The rapid advance of large-scale atlas-level single cell RNA sequences and single-cell chromatin accessibility data provide extraordinary avenues to broad and deep insight into complex biological mechanism. Leveraging the datasets and transfering labels from scRNA-seq to scATAC-seq will empower the exploration of single-cell omics data. However, the current label transfer methods have limited performance, largely due to the lower capable of preserving fine-grained cell populations and intrinsic or extrinsic heterogeneity between datasets. Here, we present a robust deep transfer model based graph convolutional network, scTGCN, which achieves versatile performance in preserving biological variation, while achieving integration hundreds of thousands cells in minutes with low memory consumption.
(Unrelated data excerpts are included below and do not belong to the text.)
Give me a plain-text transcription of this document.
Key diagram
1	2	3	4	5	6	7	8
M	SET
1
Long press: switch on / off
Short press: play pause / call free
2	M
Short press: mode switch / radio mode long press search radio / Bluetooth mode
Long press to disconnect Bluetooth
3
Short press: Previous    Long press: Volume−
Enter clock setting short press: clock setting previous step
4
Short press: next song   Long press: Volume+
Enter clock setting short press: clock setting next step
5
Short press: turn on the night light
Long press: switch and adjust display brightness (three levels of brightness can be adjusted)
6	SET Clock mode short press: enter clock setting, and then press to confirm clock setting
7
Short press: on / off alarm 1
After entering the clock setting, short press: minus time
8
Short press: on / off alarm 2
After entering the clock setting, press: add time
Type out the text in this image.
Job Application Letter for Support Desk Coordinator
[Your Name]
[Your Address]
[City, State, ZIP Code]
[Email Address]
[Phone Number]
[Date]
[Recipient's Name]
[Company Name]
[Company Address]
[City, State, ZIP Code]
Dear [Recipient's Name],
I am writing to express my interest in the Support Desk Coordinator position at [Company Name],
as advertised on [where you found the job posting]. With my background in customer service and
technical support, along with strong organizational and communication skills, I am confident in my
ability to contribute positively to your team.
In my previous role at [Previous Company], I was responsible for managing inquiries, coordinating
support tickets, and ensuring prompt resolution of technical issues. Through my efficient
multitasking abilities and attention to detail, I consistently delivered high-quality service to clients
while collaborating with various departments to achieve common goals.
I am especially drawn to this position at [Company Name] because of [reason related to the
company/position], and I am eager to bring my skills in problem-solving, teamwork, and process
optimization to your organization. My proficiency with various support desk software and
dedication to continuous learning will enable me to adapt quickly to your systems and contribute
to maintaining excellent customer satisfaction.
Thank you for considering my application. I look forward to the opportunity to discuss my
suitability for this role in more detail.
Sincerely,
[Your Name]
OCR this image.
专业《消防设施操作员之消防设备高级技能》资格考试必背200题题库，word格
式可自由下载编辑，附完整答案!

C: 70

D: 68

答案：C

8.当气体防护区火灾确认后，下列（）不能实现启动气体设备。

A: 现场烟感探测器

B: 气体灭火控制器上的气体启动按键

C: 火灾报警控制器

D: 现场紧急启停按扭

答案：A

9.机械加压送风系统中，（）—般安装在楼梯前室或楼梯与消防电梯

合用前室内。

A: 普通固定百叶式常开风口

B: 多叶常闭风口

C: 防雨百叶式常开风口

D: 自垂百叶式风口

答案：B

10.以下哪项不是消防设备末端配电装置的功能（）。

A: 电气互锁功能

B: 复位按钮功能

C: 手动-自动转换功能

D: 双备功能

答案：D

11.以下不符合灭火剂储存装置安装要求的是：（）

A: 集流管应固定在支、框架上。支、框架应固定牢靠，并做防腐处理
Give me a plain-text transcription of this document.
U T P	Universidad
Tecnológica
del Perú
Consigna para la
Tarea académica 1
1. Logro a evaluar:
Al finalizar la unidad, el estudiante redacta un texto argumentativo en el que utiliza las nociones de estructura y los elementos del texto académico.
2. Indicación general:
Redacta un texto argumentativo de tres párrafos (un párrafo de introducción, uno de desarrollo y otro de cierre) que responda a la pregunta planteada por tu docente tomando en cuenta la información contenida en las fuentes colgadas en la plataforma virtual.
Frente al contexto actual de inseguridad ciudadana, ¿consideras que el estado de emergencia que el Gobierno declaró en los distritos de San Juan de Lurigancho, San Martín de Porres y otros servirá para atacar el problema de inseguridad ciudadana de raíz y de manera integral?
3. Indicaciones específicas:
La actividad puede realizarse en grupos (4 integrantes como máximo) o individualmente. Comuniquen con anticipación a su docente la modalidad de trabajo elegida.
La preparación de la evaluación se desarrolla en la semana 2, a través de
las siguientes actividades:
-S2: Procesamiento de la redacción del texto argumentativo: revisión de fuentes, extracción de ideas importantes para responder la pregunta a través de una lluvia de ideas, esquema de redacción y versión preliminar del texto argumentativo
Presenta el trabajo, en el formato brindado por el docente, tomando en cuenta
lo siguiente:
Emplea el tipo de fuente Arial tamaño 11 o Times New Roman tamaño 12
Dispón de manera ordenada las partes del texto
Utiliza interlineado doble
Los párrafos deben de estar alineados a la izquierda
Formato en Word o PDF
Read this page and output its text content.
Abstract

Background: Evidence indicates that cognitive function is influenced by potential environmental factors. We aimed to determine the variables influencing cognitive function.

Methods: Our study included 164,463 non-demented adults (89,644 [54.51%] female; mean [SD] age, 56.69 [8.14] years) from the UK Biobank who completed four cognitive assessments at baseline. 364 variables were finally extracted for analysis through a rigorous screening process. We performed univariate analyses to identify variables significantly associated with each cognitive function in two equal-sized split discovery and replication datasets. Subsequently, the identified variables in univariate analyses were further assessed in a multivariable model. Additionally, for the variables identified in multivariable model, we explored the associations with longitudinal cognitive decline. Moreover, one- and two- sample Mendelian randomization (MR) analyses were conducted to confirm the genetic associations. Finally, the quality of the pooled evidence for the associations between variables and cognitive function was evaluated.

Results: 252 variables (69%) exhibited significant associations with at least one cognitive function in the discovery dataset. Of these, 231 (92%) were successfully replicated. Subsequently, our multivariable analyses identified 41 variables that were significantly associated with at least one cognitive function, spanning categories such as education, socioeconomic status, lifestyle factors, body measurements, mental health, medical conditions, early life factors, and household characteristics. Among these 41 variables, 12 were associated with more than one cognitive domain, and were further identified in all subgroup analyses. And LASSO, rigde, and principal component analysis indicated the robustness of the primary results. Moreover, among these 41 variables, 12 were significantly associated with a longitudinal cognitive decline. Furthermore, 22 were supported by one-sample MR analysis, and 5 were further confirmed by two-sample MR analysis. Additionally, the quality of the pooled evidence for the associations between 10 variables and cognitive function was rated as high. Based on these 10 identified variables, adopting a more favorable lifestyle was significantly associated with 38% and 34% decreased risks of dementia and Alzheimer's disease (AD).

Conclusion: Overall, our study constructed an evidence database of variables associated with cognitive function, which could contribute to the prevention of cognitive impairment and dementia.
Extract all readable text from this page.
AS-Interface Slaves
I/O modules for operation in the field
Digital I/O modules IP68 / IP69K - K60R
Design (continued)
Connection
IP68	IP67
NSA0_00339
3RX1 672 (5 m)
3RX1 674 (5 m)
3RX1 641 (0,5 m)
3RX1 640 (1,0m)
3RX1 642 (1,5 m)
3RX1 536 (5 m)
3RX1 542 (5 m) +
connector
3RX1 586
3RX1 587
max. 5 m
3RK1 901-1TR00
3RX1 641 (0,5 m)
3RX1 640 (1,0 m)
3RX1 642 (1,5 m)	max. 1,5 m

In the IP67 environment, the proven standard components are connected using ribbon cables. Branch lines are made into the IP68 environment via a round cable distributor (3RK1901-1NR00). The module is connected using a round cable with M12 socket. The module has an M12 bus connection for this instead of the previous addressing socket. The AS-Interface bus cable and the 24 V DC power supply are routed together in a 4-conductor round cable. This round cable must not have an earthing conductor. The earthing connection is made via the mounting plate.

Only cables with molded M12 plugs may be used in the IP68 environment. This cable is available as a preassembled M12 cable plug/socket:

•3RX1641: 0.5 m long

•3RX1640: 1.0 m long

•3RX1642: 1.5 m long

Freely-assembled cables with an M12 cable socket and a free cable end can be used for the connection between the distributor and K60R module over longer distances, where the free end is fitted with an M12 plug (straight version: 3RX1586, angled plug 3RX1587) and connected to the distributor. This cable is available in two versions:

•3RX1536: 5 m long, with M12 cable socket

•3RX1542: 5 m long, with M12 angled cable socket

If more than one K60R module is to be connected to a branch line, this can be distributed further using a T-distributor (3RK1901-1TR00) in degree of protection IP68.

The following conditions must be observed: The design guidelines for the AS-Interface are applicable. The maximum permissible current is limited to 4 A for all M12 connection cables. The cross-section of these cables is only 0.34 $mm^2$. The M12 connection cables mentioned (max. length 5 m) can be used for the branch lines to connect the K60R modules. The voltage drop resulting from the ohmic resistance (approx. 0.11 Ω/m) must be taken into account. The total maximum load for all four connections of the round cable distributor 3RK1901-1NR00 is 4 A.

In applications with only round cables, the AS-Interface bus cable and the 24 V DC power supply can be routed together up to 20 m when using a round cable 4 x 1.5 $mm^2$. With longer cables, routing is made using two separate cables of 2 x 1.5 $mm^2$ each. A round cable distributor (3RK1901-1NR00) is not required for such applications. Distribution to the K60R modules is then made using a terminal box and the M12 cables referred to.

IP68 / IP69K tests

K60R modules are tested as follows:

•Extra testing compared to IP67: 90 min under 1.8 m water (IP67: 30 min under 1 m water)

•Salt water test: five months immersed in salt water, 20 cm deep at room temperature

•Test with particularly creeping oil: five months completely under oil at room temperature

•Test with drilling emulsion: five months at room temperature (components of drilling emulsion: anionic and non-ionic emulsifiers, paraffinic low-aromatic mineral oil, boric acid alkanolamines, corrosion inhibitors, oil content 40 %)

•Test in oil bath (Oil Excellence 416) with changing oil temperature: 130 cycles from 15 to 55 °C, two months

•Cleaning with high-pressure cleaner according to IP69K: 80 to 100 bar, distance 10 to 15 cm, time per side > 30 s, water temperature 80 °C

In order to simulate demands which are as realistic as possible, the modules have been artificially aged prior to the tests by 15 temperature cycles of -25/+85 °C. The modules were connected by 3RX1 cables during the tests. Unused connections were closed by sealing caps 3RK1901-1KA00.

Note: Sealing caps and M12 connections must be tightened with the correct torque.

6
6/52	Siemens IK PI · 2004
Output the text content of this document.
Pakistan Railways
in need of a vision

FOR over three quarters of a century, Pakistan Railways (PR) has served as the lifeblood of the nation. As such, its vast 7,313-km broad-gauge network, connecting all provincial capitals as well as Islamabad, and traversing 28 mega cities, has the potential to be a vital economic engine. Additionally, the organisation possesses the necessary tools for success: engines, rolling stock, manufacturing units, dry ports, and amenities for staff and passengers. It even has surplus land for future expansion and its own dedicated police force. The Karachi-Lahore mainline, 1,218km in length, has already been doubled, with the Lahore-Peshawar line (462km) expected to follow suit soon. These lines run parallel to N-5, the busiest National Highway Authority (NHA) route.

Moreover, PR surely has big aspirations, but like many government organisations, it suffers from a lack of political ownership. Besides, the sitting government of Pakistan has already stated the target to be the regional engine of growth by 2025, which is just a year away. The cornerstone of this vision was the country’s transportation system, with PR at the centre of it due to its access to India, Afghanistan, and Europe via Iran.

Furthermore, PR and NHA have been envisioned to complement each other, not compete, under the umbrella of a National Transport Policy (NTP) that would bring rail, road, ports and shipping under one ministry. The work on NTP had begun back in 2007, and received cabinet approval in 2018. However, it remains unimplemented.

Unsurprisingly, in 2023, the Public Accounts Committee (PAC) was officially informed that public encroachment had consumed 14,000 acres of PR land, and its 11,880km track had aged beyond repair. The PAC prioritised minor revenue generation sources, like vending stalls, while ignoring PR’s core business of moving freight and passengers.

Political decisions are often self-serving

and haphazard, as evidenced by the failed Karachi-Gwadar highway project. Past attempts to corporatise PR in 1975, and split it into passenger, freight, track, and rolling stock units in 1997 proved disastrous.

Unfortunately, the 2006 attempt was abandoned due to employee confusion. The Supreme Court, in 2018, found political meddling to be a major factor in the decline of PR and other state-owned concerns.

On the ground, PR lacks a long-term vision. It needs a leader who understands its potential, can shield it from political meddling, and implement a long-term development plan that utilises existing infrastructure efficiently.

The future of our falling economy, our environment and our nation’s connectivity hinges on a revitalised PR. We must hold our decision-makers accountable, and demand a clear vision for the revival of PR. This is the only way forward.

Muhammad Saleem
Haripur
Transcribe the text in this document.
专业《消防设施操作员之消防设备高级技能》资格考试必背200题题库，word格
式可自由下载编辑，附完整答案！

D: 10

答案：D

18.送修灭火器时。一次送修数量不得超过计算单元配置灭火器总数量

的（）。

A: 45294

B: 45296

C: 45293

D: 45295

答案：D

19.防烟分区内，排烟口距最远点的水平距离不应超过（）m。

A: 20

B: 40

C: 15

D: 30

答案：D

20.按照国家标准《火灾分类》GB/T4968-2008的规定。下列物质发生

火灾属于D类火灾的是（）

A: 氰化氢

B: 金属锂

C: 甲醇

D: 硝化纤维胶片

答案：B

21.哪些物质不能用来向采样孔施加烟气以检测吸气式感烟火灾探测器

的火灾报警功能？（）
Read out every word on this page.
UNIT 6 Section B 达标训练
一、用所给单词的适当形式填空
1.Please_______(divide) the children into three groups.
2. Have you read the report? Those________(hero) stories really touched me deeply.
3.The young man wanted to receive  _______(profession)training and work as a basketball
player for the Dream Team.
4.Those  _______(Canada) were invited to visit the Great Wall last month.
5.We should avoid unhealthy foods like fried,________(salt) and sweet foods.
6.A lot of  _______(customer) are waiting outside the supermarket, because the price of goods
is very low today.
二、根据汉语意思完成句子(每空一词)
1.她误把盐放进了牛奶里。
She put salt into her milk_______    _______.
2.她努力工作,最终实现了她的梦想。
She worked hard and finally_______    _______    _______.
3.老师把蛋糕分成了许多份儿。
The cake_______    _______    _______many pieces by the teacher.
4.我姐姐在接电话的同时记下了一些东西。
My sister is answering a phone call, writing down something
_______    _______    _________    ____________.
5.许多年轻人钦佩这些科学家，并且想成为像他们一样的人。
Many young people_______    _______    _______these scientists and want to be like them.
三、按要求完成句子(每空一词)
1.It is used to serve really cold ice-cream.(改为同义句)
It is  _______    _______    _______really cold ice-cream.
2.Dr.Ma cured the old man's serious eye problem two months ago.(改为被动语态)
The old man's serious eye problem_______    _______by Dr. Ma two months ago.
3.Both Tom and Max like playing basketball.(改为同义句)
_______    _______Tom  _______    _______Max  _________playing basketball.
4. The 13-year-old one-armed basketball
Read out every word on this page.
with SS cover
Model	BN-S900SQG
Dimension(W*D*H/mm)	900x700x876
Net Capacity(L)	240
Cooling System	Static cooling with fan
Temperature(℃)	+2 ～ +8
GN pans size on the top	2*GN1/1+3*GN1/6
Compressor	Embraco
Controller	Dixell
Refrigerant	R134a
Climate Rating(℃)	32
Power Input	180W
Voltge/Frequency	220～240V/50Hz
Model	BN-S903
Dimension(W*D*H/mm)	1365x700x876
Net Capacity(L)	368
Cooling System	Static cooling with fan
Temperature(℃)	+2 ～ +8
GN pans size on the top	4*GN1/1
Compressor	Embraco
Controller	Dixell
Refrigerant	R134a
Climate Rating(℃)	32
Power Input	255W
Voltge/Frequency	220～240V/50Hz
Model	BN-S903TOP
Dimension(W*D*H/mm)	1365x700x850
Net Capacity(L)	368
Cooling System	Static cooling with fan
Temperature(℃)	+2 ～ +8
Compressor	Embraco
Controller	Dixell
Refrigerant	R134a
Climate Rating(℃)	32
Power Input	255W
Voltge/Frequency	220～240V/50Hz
We show that scTGCN is powerful to the integration of mouse atlas data and multimodal data generated from APSA-seq and CITE-seq. Thus, scTGCN shows high label transfer accuracy and effectively knowledge transfer across different modalities.Author summary: Single-cell omics technologies have significantly advanced our ability to study biological systems at an unprecedented resolution and scale. However, integrating the multimodal single-cell data that emerges from these technologies—such as finding cell-to-cell correspondences, gene-peak relationships, and conducting cell pseudotime analysis—remains a complex challenge. Alongside the advancements in single-cell technologies, deep learning (DL), a revolutionary development in artificial intelligence, has transformed our capacity to analyze large-scale data through sophisticated neural network architectures. The efficacy of DL was recently showcased by AlphaFold2’s success in predicting protein structures. In response to these challenges, we propose a flexible deep transfer learning model for the comprehensive analysis of unpaired single-cell multiomics data. Our method not only integrates scRNA-seq and scATAC-seq data but also refines and provides new annotations through this integrated analysis.